Speaking to a group of Irish journalists including TheJournal.ie in Brussels this week, Hogan is particularly keen to outline what he can do for the country he knows best in his new role in Europe.
However, as the man who as Environment Minister established Irish Water, he stays quiet, saying only that he was looking forward to the government’s announcement this week.
Farming, hormones and TTIP
With Hogan representing the Agriculture portfolio, he will represent an import constituency for Ireland and, in the wider context, Europe. He says that he wants to put agriculture and food “centre stage” in job creation and exports.
Hogan said that there was no real desire on the American side for a deal on the Transatlantic Trade and Investment Partnership (TTIP), which could be a seismic move in trade relations.
“We’ve had a very slow response to position papers that have been put to the American side,” he said, saying that the deal could come after the 2016 US elections.
“We are engaging at the moment with the United States to establish if they’re serious about doing a deal in 2015.”
He said that the European side had put forward their proposals “in a very transparent manner”.
One thing that Hogan is insistent will not happen on his watch is the influx of hormone-enriched beef, common across the States.

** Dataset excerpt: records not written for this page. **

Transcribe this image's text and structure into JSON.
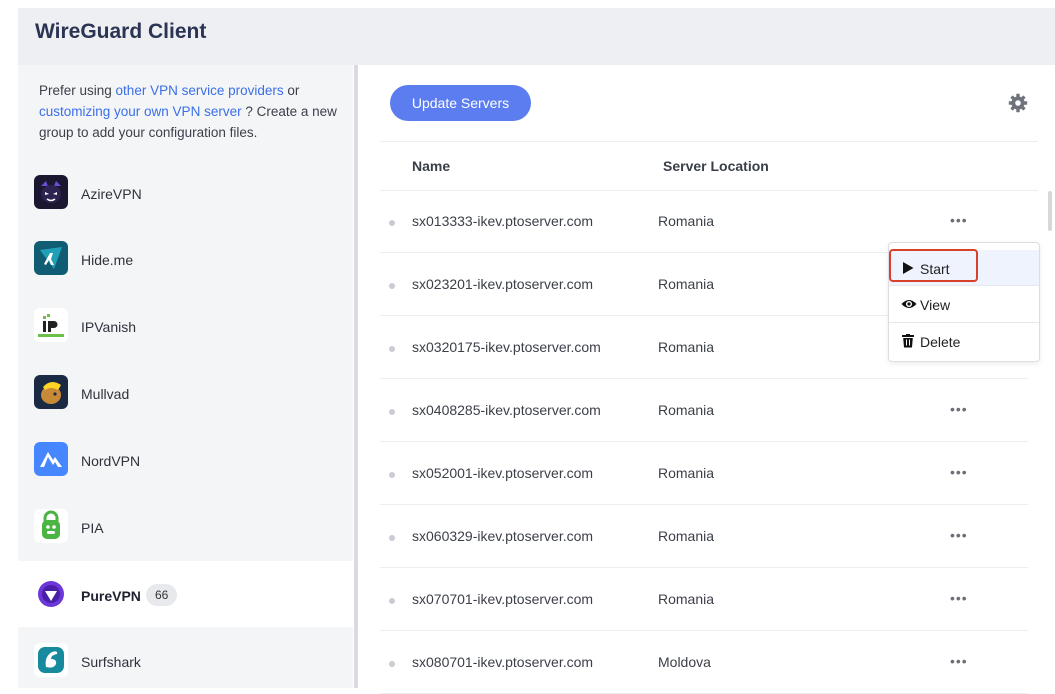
{
  "app": {
    "title": "WireGuard Client"
  },
  "sidebar": {
    "promo": {
      "text_1": "Prefer using ",
      "link_1": "other VPN service providers",
      "text_2": " or ",
      "link_2": "customizing your own VPN server",
      "text_3": " ? Create a new group to add your configuration files."
    },
    "items": [
      {
        "label": "AzireVPN",
        "icon": "azirevpn-logo",
        "color": "#1b1730"
      },
      {
        "label": "Hide.me",
        "icon": "hideme-logo",
        "color": "#0f5c73"
      },
      {
        "label": "IPVanish",
        "icon": "ipvanish-logo",
        "color": "#ffffff"
      },
      {
        "label": "Mullvad",
        "icon": "mullvad-logo",
        "color": "#1b2a43"
      },
      {
        "label": "NordVPN",
        "icon": "nordvpn-logo",
        "color": "#4687ff"
      },
      {
        "label": "PIA",
        "icon": "pia-logo",
        "color": "#4bb543"
      },
      {
        "label": "PureVPN",
        "icon": "purevpn-logo",
        "color": "#6c37d9",
        "active": true,
        "badge": "66"
      },
      {
        "label": "Surfshark",
        "icon": "surfshark-logo",
        "color": "#178a9e"
      }
    ]
  },
  "toolbar": {
    "update_label": "Update Servers",
    "settings_icon": "gear-icon",
    "accent_color": "#5b7df0"
  },
  "table": {
    "columns": [
      "Name",
      "Server Location"
    ],
    "rows": [
      {
        "name": "sx013333-ikev.ptoserver.com",
        "location": "Romania",
        "more": "•••"
      },
      {
        "name": "sx023201-ikev.ptoserver.com",
        "location": "Romania",
        "more": ""
      },
      {
        "name": "sx0320175-ikev.ptoserver.com",
        "location": "Romania",
        "more": ""
      },
      {
        "name": "sx0408285-ikev.ptoserver.com",
        "location": "Romania",
        "more": "•••"
      },
      {
        "name": "sx052001-ikev.ptoserver.com",
        "location": "Romania",
        "more": "•••"
      },
      {
        "name": "sx060329-ikev.ptoserver.com",
        "location": "Romania",
        "more": "•••"
      },
      {
        "name": "sx070701-ikev.ptoserver.com",
        "location": "Romania",
        "more": "•••"
      },
      {
        "name": "sx080701-ikev.ptoserver.com",
        "location": "Moldova",
        "more": "•••"
      }
    ]
  },
  "context_menu": {
    "items": [
      {
        "label": "Start",
        "icon": "play-icon",
        "highlighted": true
      },
      {
        "label": "View",
        "icon": "eye-icon"
      },
      {
        "label": "Delete",
        "icon": "trash-icon"
      }
    ],
    "highlight_color": "#d9402c"
  }
}
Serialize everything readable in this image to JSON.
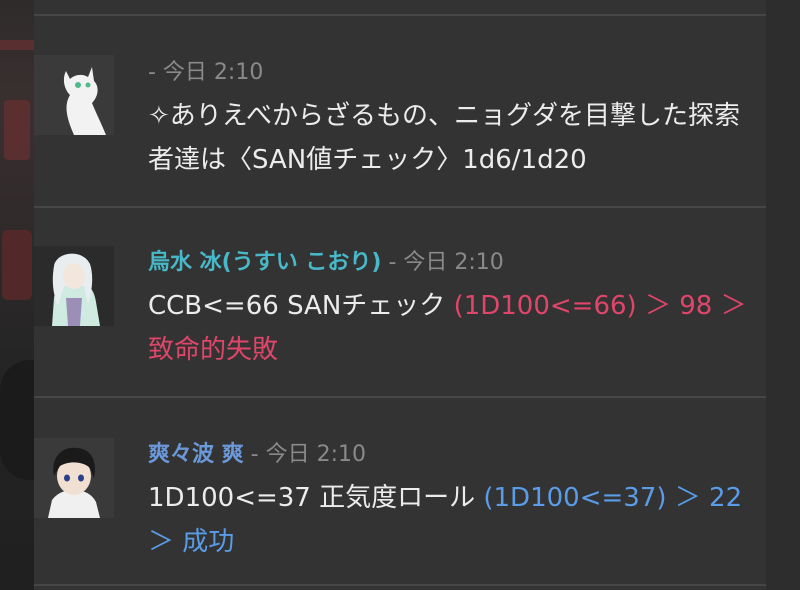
{
  "messages": [
    {
      "name": "",
      "name_color": "#cccccc",
      "time": "- 今日 2:10",
      "text": "✧ありえべからざるもの、ニョグダを目撃した探索者達は〈SAN値チェック〉1d6/1d20",
      "result": "",
      "result_color": "",
      "avatar_icon": "white-cat-icon"
    },
    {
      "name": "烏水 冰(うすい こおり)",
      "name_color": "#48b9c9",
      "time": "- 今日 2:10",
      "text": "CCB<=66 SANチェック ",
      "result": "(1D100<=66) ＞ 98 ＞ 致命的失敗",
      "result_color": "#e0456a",
      "avatar_icon": "white-haired-character-icon"
    },
    {
      "name": "爽々波 爽",
      "name_color": "#6a98d8",
      "time": "- 今日 2:10",
      "text": "1D100<=37 正気度ロール ",
      "result": "(1D100<=37) ＞ 22 ＞ 成功",
      "result_color": "#5a9ce8",
      "avatar_icon": "black-haired-character-icon"
    }
  ]
}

We will insist on good quality beef coming in here with EU standards associated with good quality food. We won’t be allowing, as some farmers are worried about, hormone beef to come on to the European market. That won’t be allowed.
Milk
Last month, Ireland was told it would be hit with an €80 million fine for breaching milk quotas if current production continues. But if Irish farmers thought that with a Kilkenny man at the helm the quotas would be lifted, they are out of luck.
Hogan said that the milk quotas, which will be abolished next year, are “non-negotiable” and said that in the EU28, 20 countries had approved them.
“The people who are looking for the rules to be changed, know that the rules are there since 2008 and they should adhere to them.”